Bu MOĞOL BELÂSINDAN kurtulma hamlesi GERÇEK VATAN SAVAŞI’nın en önemli cephesidir. Ortalığa saçılan tüm bu ahlâksızlıklara “nedir bu hâl” diyecek bir tane adam çıkmaz mı? Çıkmıyor. Hem Türkiye hem de dünya neredeyse yaptığı tahribat nispetinde MOĞOL ORDUSU’undan daha beter diyebileceğimiz böyle bir teşkilâtla ilk defa karşılaşıyor. 2002’den beri süreç içinde görüyoruz ki, “iyi” diyebileceğimiz insanlar farklı farklı sebeplerden de olsa bu yapıdan ayrılmışlar. Bunların ayrılmasıyla da ortada insanı dehşete düşüren bir “menfaat çetesi” kalmış. Özal’ın “BENİM MEMURUM İŞİNİ BİLİR” döneminden, “GÜNÂH İŞLEME ÖZGÜRLÜĞÜ” dönemine geldik dayandık. Ortaya çıkan NETİCE ise, Harami Çeteleri eliyle “inşa” edilen bir HARAM TOPLUMU.
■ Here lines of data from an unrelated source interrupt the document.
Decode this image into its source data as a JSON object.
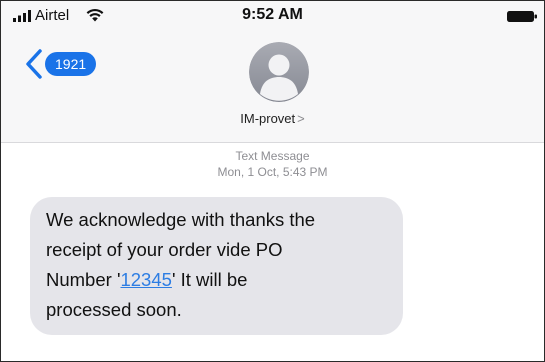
{
  "status_bar": {
    "carrier": "Airtel",
    "time": "9:52 AM",
    "signal_icon": "signal-bars-icon",
    "wifi_icon": "wifi-icon",
    "battery_icon": "battery-icon"
  },
  "nav": {
    "back_badge": "1921",
    "back_icon": "chevron-left-icon",
    "contact_name": "IM-provet",
    "contact_chevron": ">",
    "avatar_icon": "person-avatar-icon"
  },
  "thread": {
    "meta_kind": "Text Message",
    "meta_date": "Mon, 1 Oct, 5:43 PM"
  },
  "message": {
    "line1": "We acknowledge with thanks the",
    "line2": "receipt of your order vide PO",
    "line3_prefix": "Number '",
    "po_number": "12345",
    "line3_suffix": "' It will be",
    "line4": "processed soon."
  },
  "colors": {
    "accent": "#1a73e8",
    "link": "#2d7de3",
    "bubble": "#e5e5ea",
    "meta_text": "#8e8e93"
  }
}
Demek ki, belâ, bu haramiliğe ses çıkarmayanları da kapsar şekilde UMUMÎ geliyor. Daha önce bir benzeriyle karşılaşılmayan bu durumu ilerde sosyoloji başta olmak üzere tüm ilim dallarının her açıdan inceleyeceğini düşünüyorum… Hırsızlıkları nisbetinde seviyesizlikleri de bir o kadar paçalarından akıyor…
-Ben de tam onu diyecektim; Türkiye’yi bilmem ama, Avrupa’da üniversitelerde araştırmalar yapılır ve bu durum tez çalışmaları halinde ortaya konulur. Sen sözünü unutma araya sıkıştırıyorum, bu adamlar, bahsettiğimiz bu yapı yıllarca AHLÂK adına muhalefet ettiler ve kullandıkları ahlâk da İslâm ahlâkıydı… İnsanın ağrına giden bu… Bunun anlaşılması, anlatabilmemiz lazım.
-İşin vahim tarafı ve bizim üzerine eğilmemiz gereken nokta burası zaten.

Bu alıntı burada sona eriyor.